There's no reason to predict a branch if you're not going to execute speculative...

cwzwarich · on Jan 5, 2018

In an in-order CPU, you can still use a branch predictor to predict what to fetch and decode, so that you don't stall waiting for instruction fetch to finish after you resolve the branch.

In practice, advanced in-order designs contain more local reordering mechanisms, e.g. in the load/store unit, but they lack the unified global abstraction of a reorder buffer. The most successful timing attacks involve a mis-speculated load, so they wouldn't apply to these mechanisms, but it's not completely out of the question that they are also an effective side-channel.

bazizbaziz · on Jan 5, 2018

> There's no reason to predict a branch if you're not going to execute speculatively.

Not quite.

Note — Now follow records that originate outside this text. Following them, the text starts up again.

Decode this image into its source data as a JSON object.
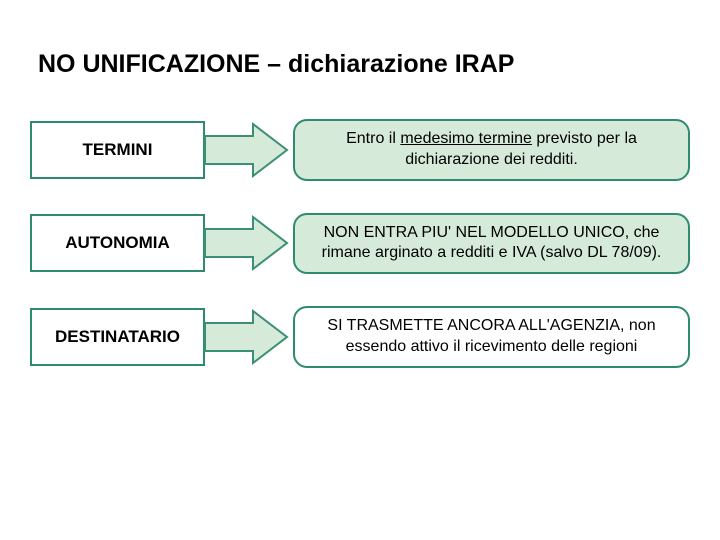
{
  "title": "NO UNIFICAZIONE – dichiarazione IRAP",
  "colors": {
    "border_green": "#2e8b6f",
    "fill_green": "#d6ead9",
    "arrow_stroke": "#3b8f73"
  },
  "rows": [
    {
      "id": "termini",
      "label": "TERMINI",
      "desc_pre": "Entro il ",
      "desc_mid": "medesimo termine",
      "desc_post": " previsto per la dichiarazione dei redditi.",
      "desc_fill": "#d6ead9",
      "has_underline": true
    },
    {
      "id": "autonomia",
      "label": "AUTONOMIA",
      "desc_plain": "NON ENTRA PIU' NEL MODELLO UNICO, che rimane arginato a redditi e IVA (salvo DL 78/09).",
      "desc_fill": "#d6ead9",
      "has_underline": false
    },
    {
      "id": "destinatario",
      "label": "DESTINATARIO",
      "desc_plain": "SI TRASMETTE ANCORA ALL'AGENZIA, non essendo attivo il ricevimento delle regioni",
      "desc_fill": "#ffffff",
      "has_underline": false
    }
  ],
  "layout": {
    "label_width": 175,
    "label_height": 58,
    "arrow_width": 86,
    "row_gap": 32,
    "desc_radius": 14,
    "font_title": 25,
    "font_label": 17,
    "font_desc": 16
  }
}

Branch prediction is typically used on non-speculative architectures in order to avoid pipeline bubbles. (You could argue that pipelining is a form of speculation)

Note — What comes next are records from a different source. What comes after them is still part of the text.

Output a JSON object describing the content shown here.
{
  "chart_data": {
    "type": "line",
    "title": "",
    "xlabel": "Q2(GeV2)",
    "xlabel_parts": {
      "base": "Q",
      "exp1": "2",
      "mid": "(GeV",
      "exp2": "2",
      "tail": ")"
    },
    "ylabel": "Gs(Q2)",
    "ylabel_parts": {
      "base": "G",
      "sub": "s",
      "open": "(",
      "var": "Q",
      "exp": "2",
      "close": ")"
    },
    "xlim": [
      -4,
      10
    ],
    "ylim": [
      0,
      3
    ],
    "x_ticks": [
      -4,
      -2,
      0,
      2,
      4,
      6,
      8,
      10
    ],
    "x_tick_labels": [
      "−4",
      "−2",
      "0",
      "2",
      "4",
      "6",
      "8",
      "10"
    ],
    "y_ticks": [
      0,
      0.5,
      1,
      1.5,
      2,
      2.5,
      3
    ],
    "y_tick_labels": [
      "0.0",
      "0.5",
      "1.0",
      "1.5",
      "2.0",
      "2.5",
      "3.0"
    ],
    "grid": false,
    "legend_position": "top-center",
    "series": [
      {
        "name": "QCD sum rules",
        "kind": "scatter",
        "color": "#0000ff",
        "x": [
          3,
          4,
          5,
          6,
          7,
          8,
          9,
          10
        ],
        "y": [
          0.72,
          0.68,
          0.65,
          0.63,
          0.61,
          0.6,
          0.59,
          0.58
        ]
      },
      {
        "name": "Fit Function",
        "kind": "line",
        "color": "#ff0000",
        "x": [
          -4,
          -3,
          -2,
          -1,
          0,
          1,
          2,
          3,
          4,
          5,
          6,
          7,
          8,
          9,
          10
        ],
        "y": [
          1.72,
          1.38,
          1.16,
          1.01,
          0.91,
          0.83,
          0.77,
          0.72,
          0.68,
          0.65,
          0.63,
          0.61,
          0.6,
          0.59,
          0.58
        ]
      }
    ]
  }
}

Here is the branch prediction documentation for one of the processors they claim is not vulnerable. http://infocenter.arm.com/help/index.jsp?topic=/com.arm.doc....

Whether or not they're vulnerable has more to do with how their pipeline is structured. It's possible for an architecture to be vulnerable if a request to the load store unit can be done within the window between post-branch instruction fetch/exec and a branch resolution. Eyeballing the pipeline diagram from the above docs, it looks like you can maybe get a request to the LSU off before the branch resolves. dramatic music

fulafel · on Jan 6, 2018

Pipelined processors would slowed down considerably without branch prediction: every branch (= loop iteration) would stall the pipeline and instruction prefetch. 20-25% of instructions are branches, so this would mean a 5-10 clock cycle pause every 4 or 5 instructions.

(Simplest cores have only static branch prediction though)

kevin_thibedeau · on Jan 6, 2018

Low end ARM parts keep track of branches to avoid purging cached pages that will be likely be needed soon. That allows them to have decent performance when executing from flash.